Carbon Market: The good, the bad and the money

After finding some of the pros and cons of cap and trade carbon schemes in the US, several studies were recently published on the carbon market’s global bottomline: How much should energy-intensive industries pay for compliance?

According to market analyst Point Carbon, global carbon markets could be worth almost 2 trillion (USD $3.1 trillion), with total transaction volume forecast at 38 billion tonnes carbon dioxide equivalent (Gt CO2e) per year by 2020.

Around 67% would be traded within a US emissions trading scheme (ETS), said Point Carbon, while the second largest ETS, the EU scheme, would occupy 23% of the global market.

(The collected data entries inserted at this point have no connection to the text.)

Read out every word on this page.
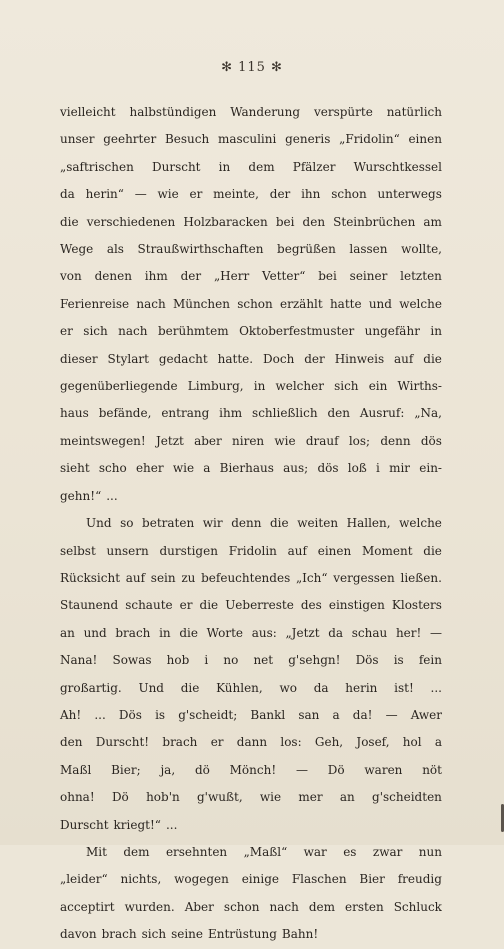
✻ 115 ✻
vielleicht halbstündigen Wanderung verspürte natürlich
unser geehrter Besuch masculini generis „Fridolin“ einen
„saftrischen Durscht in dem Pfälzer Wurschtkessel
da herin“ — wie er meinte, der ihn schon unterwegs
die verschiedenen Holzbaracken bei den Steinbrüchen am
Wege als Straußwirthschaften begrüßen lassen wollte,
von denen ihm der „Herr Vetter“ bei seiner letzten
Ferienreise nach München schon erzählt hatte und welche
er sich nach berühmtem Oktoberfestmuster ungefähr in
dieser Stylart gedacht hatte. Doch der Hinweis auf die
gegenüberliegende Limburg, in welcher sich ein Wirths-
haus befände, entrang ihm schließlich den Ausruf: „Na,
meintswegen! Jetzt aber niren wie drauf los; denn dös
sieht scho eher wie a Bierhaus aus; dös loß i mir ein-
gehn!“ ...
Und so betraten wir denn die weiten Hallen, welche
selbst unsern durstigen Fridolin auf einen Moment die
Rücksicht auf sein zu befeuchtendes „Ich“ vergessen ließen.
Staunend schaute er die Ueberreste des einstigen Klosters
an und brach in die Worte aus: „Jetzt da schau her! —
Nana! Sowas hob i no net g'sehgn! Dös is fein
großartig. Und die Kühlen, wo da herin ist! ...
Ah! ... Dös is g'scheidt; Bankl san a da! — Awer
den Durscht! brach er dann los: Geh, Josef, hol a
Maßl Bier; ja, dö Mönch! — Dö waren nöt
ohna! Dö hob'n g'wußt, wie mer an g'scheidten
Durscht kriegt!“ ...
Mit dem ersehnten „Maßl“ war es zwar nun
„leider“ nichts, wogegen einige Flaschen Bier freudig
acceptirt wurden. Aber schon nach dem ersten Schluck
davon brach sich seine Entrüstung Bahn!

World Bank reported the global carbon market more than doubled last year to a whopping US$64 billion (€47 billion). The value of EU ETS last year was said to have doubled as well to around $50 billion. World Bank, however, noted that the market is said to be lagging from its full potential because of projects leveling off in developing countries.

In a study by Carnegie Mellon researchers, the short-term effects of implementing a $35/ton of carbon dioxide could cut as much as 10% of emission levels.

“Our findings indicate that significant reductions in CO2 can and would be observed in the near-term, even before more efficient power generation technologies are deployed on a wide scale.”

Don Dears of the George C. Marshall Institute is stating otherwise. He said that cap & trade legislation for CO2 emissions will be the largest hidden tax increase ever passed by Congress.

According to him:

“What would happen to the markets where billions of dollars in CO2 credits are being traded when it becomes apparent that CO2 emissions can’t be significantly cut? Think ENRON on a massive scale.”